Carra was soon in her new home (a shed) for the next 7 months. You can store the boat safely outside but given that we couldn’t visit to check on her after winter storms we decided to go for the safer option. Also it wont be as cold in the winter inside plus when we do come to do work on her – regardless of the weather we will be able to crack on. Many of the locals leave their boats outside and have a big tent that is erected on poles or the other option is to have the boat shrink wrapped.
Very fortuitously there was a mobile platform in the shed which I borrowed, which made washing the hull and polishing her a whole lot easier. Though polishing a 42ft boat by hand is anything but easy as my body will attest too – given that I could hardly move the next day. In order to be able to not walk like Quasimodo, I decided to break down the task and completed it over the next few days. We left a bag of beers for the owner of the platform – I don’t think that I would have completed it without it.
The major job was preparing the boat for winter – which can get as low as -30C. So it was essential to remove all water from the freshwater pipes and taps.
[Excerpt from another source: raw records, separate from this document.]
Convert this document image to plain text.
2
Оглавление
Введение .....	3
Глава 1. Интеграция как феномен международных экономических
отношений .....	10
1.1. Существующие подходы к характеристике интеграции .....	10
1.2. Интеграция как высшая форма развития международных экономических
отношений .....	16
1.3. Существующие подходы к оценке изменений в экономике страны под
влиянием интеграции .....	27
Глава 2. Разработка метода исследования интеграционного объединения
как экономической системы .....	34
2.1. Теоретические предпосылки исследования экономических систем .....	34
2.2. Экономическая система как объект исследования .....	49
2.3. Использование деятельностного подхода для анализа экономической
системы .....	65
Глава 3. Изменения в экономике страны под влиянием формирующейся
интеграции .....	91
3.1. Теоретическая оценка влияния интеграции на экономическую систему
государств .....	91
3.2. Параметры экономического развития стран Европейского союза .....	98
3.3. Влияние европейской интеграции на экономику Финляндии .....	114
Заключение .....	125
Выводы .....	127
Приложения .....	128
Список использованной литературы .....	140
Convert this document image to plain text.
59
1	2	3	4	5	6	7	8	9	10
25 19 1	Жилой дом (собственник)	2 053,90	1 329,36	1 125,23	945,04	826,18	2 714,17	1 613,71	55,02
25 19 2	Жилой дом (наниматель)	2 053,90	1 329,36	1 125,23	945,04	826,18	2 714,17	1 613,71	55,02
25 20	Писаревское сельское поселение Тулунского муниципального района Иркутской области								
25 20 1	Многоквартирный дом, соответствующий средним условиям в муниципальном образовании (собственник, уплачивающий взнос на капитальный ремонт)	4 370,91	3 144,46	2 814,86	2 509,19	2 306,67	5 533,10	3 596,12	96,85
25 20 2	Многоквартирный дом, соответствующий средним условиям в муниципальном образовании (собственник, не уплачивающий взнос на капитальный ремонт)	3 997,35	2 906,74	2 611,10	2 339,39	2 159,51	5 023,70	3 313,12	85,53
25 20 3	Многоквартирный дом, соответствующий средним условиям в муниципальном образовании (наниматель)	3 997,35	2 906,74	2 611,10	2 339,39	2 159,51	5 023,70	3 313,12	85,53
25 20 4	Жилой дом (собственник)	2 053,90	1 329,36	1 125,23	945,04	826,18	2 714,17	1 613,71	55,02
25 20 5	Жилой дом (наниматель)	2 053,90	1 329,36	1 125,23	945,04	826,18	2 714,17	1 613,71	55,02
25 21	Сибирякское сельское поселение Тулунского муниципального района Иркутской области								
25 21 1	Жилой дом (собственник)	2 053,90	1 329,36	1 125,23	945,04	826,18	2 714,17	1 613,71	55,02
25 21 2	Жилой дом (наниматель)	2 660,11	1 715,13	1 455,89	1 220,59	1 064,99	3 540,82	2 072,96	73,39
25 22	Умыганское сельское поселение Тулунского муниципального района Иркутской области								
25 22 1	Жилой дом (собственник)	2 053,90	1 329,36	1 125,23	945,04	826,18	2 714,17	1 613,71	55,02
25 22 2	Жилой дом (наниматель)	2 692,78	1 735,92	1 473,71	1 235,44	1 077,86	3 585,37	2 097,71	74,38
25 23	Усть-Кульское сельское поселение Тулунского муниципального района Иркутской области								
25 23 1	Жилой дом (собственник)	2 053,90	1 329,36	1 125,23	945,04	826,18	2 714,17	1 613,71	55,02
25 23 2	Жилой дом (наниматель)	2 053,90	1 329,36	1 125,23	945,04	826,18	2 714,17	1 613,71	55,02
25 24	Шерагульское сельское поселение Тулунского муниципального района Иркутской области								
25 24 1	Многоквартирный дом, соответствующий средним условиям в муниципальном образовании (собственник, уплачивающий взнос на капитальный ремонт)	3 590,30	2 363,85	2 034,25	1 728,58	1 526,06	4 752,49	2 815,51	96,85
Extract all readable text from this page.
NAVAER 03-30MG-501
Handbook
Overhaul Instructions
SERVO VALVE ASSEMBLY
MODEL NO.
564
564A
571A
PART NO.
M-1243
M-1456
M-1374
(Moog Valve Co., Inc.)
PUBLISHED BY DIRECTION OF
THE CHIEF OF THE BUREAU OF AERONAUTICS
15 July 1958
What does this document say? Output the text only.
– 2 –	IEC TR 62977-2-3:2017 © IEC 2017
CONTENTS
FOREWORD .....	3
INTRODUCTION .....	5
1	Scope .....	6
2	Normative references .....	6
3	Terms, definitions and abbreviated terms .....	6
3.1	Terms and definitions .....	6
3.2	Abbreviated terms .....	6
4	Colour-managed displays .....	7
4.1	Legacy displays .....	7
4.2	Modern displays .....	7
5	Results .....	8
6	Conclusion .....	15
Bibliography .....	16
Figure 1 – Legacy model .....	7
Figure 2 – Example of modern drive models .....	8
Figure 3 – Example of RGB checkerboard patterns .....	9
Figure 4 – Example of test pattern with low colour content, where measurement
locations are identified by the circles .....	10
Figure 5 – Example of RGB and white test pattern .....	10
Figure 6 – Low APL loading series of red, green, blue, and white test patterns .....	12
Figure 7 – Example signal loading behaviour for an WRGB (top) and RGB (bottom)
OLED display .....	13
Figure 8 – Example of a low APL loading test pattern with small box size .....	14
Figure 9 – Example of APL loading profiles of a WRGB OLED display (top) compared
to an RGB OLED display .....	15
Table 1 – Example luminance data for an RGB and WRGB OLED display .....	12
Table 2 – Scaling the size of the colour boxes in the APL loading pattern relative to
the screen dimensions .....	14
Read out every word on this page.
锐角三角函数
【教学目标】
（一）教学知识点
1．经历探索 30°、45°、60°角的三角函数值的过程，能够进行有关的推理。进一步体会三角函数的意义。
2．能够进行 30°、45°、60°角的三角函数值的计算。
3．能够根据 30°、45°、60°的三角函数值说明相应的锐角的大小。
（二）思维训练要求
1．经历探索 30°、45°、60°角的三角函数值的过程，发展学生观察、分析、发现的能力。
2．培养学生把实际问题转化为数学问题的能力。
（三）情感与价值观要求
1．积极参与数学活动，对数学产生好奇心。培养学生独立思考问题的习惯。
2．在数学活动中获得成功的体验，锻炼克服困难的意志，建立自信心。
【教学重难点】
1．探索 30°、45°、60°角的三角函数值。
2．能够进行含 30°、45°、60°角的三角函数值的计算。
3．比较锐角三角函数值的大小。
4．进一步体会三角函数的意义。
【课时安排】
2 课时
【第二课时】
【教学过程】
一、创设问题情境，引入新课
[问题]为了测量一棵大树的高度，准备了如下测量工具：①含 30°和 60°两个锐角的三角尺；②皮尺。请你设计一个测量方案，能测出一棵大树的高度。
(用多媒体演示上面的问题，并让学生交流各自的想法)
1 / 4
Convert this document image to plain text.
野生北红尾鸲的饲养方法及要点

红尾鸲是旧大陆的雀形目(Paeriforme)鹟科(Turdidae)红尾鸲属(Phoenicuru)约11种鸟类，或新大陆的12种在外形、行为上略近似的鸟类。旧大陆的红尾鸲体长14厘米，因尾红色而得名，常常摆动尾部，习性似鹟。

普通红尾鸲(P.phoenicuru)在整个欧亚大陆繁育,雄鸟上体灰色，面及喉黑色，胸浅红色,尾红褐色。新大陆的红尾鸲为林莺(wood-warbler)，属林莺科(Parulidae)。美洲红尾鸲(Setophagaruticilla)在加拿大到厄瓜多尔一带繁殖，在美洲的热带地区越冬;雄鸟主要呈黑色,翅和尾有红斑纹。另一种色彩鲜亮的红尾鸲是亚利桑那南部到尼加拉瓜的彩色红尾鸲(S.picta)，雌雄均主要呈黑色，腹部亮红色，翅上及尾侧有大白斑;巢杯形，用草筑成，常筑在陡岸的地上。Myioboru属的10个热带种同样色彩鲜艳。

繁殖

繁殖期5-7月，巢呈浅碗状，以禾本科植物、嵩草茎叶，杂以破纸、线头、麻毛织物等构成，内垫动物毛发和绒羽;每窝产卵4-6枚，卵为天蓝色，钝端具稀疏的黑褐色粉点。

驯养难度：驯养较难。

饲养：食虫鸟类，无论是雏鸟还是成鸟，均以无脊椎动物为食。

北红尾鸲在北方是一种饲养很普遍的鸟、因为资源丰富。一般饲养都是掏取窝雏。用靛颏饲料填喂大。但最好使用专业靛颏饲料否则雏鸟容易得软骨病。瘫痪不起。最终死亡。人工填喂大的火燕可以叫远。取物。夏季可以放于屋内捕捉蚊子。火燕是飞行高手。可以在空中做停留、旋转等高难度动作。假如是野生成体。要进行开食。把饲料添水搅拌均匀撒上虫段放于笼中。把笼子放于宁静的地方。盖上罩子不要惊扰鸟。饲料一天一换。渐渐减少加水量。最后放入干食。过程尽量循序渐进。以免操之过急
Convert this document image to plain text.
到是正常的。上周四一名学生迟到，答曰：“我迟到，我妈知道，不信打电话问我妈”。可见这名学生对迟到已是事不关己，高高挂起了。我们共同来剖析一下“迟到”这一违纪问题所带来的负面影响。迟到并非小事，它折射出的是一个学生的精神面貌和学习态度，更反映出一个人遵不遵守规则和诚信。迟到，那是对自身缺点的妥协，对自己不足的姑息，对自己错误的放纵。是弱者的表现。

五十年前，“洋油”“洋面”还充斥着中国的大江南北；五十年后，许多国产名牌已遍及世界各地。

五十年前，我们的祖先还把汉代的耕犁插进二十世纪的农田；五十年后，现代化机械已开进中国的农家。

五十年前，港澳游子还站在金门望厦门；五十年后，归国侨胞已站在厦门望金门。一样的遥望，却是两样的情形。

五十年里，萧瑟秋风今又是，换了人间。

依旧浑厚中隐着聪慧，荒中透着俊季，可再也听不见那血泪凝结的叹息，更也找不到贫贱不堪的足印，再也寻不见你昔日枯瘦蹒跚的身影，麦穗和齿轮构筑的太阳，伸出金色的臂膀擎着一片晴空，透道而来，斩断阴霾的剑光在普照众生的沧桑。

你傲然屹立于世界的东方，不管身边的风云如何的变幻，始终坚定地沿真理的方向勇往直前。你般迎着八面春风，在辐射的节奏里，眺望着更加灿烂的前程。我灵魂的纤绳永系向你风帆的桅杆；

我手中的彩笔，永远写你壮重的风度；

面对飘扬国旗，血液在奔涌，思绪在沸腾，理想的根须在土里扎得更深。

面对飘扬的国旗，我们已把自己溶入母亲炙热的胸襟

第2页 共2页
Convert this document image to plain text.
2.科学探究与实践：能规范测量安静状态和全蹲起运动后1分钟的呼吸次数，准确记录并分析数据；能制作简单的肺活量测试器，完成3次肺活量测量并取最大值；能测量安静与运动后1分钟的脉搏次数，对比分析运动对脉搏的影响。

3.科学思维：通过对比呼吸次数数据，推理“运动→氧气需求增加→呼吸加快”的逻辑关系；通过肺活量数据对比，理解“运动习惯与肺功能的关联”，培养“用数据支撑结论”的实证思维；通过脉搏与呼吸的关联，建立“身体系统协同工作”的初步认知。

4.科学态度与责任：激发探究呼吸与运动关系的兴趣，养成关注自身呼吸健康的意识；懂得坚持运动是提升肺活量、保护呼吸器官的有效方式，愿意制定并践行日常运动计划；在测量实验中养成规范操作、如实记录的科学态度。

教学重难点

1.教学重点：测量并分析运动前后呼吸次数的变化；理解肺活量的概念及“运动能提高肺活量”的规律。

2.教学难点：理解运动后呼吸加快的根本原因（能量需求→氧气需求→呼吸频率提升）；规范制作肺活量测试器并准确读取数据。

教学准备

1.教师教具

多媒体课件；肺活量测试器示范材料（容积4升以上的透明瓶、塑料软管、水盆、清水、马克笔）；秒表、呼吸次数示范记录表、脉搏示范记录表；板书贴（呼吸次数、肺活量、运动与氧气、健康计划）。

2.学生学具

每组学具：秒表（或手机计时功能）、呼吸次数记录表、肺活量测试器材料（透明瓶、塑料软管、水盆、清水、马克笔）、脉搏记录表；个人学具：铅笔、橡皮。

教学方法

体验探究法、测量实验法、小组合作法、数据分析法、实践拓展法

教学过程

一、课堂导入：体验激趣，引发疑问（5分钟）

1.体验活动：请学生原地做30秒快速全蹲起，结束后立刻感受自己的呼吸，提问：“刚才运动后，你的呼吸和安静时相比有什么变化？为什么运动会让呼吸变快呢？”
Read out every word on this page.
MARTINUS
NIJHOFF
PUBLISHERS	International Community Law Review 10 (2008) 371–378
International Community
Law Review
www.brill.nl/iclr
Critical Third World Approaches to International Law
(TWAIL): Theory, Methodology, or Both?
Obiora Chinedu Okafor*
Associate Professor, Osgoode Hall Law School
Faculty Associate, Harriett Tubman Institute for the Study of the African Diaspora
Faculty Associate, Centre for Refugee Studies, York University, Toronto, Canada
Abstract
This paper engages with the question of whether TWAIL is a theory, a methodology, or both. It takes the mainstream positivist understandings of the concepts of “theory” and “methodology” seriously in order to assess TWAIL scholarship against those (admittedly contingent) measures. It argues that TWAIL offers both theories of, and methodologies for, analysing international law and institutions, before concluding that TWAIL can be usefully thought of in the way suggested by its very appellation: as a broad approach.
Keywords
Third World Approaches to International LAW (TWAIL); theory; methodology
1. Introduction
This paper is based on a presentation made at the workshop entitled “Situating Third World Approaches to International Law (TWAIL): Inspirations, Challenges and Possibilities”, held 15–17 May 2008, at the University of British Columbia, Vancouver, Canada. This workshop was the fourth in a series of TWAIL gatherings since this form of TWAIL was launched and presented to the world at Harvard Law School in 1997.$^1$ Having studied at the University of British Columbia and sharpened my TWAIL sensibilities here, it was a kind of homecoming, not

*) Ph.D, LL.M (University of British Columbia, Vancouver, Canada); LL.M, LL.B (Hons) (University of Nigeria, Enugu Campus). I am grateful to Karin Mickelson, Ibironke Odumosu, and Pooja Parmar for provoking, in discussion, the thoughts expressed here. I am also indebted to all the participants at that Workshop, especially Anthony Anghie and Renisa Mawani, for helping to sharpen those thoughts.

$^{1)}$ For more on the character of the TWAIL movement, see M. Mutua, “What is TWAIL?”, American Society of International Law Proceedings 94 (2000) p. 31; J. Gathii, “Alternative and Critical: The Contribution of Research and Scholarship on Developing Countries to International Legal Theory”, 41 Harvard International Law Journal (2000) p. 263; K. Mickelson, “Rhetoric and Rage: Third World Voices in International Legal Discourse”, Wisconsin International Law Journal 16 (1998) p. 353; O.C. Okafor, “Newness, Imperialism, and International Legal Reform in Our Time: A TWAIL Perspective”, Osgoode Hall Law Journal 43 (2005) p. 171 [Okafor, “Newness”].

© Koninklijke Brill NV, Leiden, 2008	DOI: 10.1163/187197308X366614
This involved using the dinghy pump to blow air down them. Mags at one end of the pipe with the pump– and I was waiting in the heads with a bucket for the squirt of water – as if milking a cow only long distance. Though our neighbour Anders a sprightly Eighty-year-old did suggest using vodka in the fresh water system – no wonder he is spritly! Everything else: engine/ heads/bilge pumps/deckwash/holding tank all now have antifreeze in them.
The only frustration was servicing a winch and a white plastic bit that wouldn’t budge and broke when I levered it off with a screw driver. So much for winches that are easy to maintain according to the maker…
We also looked at all the berths to find suitable ones. Whilst our current berth has an uninterrupted view down the fjord (does Sweden have fjords?). It does mean that we face the prevailing wind and quite a fetch can build up and result in Carra being pinned against the fenders which grind away on the topsides – not ideal. So we are keen to move berth for next season.
It was soon time for me to head home and Mags stayed for a couple more days to tackle a few more jobs and to bring the car back by ferry. But also given that this was our first time preparing the boat for winter in these conditions, we had booked an Engineer to check over our work. He was also able to show Mags how to ensure that water is out of the water pump. We are pleased to report that he gave us a A+.